L’iniziativa si inserisce nel più ampio processo di aggregazione tra le due aziende, destinato a portare alla nascita di una futura multiutility pubblica della provincia di Monza e Brianza, con l’obiettivo di integrare servizio idrico, gestione dei rifiuti ed energia.
Analisi scientifica e consultazione degli stakeholder
Al centro dell’analisi, coordinata dal professor Edoardo Croci e dal suo team presso la SDA Bocconi, ci sarà una valutazione scientifica dei dati relativi ai due impianti, sia nella loro configurazione attuale sia in prospettiva futura.

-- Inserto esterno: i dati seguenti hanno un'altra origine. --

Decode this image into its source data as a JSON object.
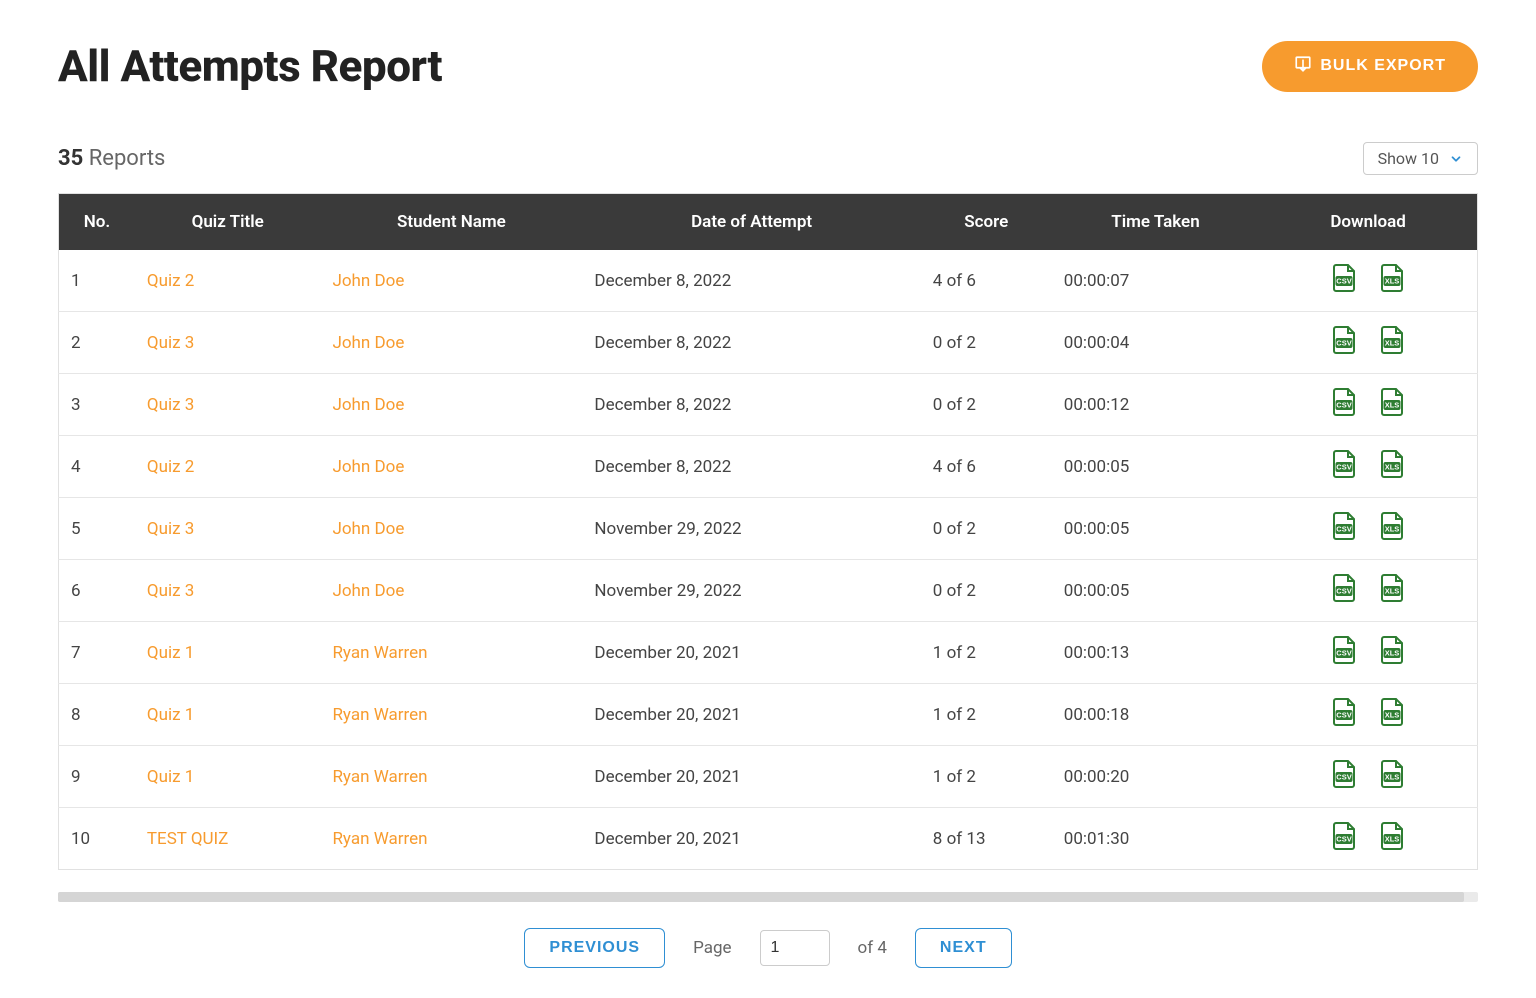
{
  "page": {
    "title": "All Attempts Report",
    "bulk_export_label": "BULK EXPORT",
    "reports_count_number": "35",
    "reports_count_label": "Reports",
    "show_selector_label": "Show 10"
  },
  "colors": {
    "accent_orange": "#f79b2e",
    "header_dark": "#3a3a3a",
    "link_blue": "#2f8fd3",
    "row_border": "#e6e6e6",
    "icon_green": "#2e7d32",
    "text_dark": "#333333",
    "text_muted": "#666666",
    "background": "#ffffff",
    "caret_blue": "#2f8fd3"
  },
  "table": {
    "columns": [
      "No.",
      "Quiz Title",
      "Student Name",
      "Date of Attempt",
      "Score",
      "Time Taken",
      "Download"
    ],
    "rows": [
      {
        "no": "1",
        "quiz": "Quiz 2",
        "student": "John Doe",
        "date": "December 8, 2022",
        "score": "4 of 6",
        "time": "00:00:07"
      },
      {
        "no": "2",
        "quiz": "Quiz 3",
        "student": "John Doe",
        "date": "December 8, 2022",
        "score": "0 of 2",
        "time": "00:00:04"
      },
      {
        "no": "3",
        "quiz": "Quiz 3",
        "student": "John Doe",
        "date": "December 8, 2022",
        "score": "0 of 2",
        "time": "00:00:12"
      },
      {
        "no": "4",
        "quiz": "Quiz 2",
        "student": "John Doe",
        "date": "December 8, 2022",
        "score": "4 of 6",
        "time": "00:00:05"
      },
      {
        "no": "5",
        "quiz": "Quiz 3",
        "student": "John Doe",
        "date": "November 29, 2022",
        "score": "0 of 2",
        "time": "00:00:05"
      },
      {
        "no": "6",
        "quiz": "Quiz 3",
        "student": "John Doe",
        "date": "November 29, 2022",
        "score": "0 of 2",
        "time": "00:00:05"
      },
      {
        "no": "7",
        "quiz": "Quiz 1",
        "student": "Ryan Warren",
        "date": "December 20, 2021",
        "score": "1 of 2",
        "time": "00:00:13"
      },
      {
        "no": "8",
        "quiz": "Quiz 1",
        "student": "Ryan Warren",
        "date": "December 20, 2021",
        "score": "1 of 2",
        "time": "00:00:18"
      },
      {
        "no": "9",
        "quiz": "Quiz 1",
        "student": "Ryan Warren",
        "date": "December 20, 2021",
        "score": "1 of 2",
        "time": "00:00:20"
      },
      {
        "no": "10",
        "quiz": "TEST QUIZ",
        "student": "Ryan Warren",
        "date": "December 20, 2021",
        "score": "8 of 13",
        "time": "00:01:30"
      }
    ]
  },
  "pagination": {
    "prev_label": "PREVIOUS",
    "next_label": "NEXT",
    "page_label": "Page",
    "current_page": "1",
    "of_label": "of 4"
  }
}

Lo studio sarà strutturato su due assi principali: da un lato gli impatti ambientali, con riferimento alla qualità del sistema di gestione dei rifiuti, alla produzione di energia e alla riduzione del ricorso alle fonti fossili; dall’altro la quantificazione degli effetti economici sul territorio, con l’obiettivo di rendere misurabili benefici e criticità.
La metodologia prevede inoltre un percorso strutturato di consultazione degli stakeholder secondo un modello di débat public, che coinvolgerà istituzioni e associazioni territoriali in un confronto continuo. Il processo di ascolto accompagnerà lo studio per circa quattro mesi, con momenti di confronto aperti alla comunità locale.
Lo studio avrà una durata complessiva di circa sei mesi e si inserisce nel solco delle esperienze già sviluppate dalla Bocconi per grandi eventi e realtà istituzionali e industriali, con l’obiettivo di fornire una base conoscitiva indipendente e scientificamente solida a supporto delle decisioni strategiche.
Trasparenza scientifica e valore pubblico del progetto
“Attraverso la messa a disposizione delle competenze tecniche maturate in Bocconi per la valutazione degli impatti economici e ambientali legati allo sviluppo degli impianti di gestione idrica e di termovalorizzazione dei rifiuti in Brianza, nonché per la definizione di un percorso decisionale partecipato, si offrirà una base conoscitiva oggettiva e scientificamente solida a supporto di scelte trasparenti e in grado di generare un beneficio netto positivo per il territorio”, ha sottolineato il professor Edoardo Croci.
Per i vertici delle due società, il progetto rappresenta un passaggio strategico nel percorso di aggregazione.
“L’aggregazione che stiamo realizzando tra BrianzAcque e BEA rappresenta il punto di arrivo di un’evoluzione delle aziende pubbliche della Brianza e il punto di partenza per renderle sempre più competitive a livello europeo e globale, mantenendo un forte radicamento territoriale. Abbiamo scelto di affidarci a un soggetto indipendente di valore internazionale per misurare con rigore scientifico gli impatti delle nostre attività oggi e domani”, hanno dichiarato il Presidente di BEA, Mario Carlo Novara, e il Presidente di BrianzAcque, Enrico Boerci.
I due Presidenti hanno inoltre evidenziato come lo studio si inserisca in una traiettoria già sperimentata a livello internazionale: “Come già avvenuto per Expo Milano 2015 e per le Olimpiadi invernali Milano-Cortina 2026, abbiamo scelto la Bocconi per garantire un’analisi basata su parametri scientifici e standard internazionali. Comprendere in modo oggettivo gli impatti economici e ambientali dei nostri impianti è decisivo per orientare le strategie future e rafforzare il valore pubblico del progetto di aggregazione”.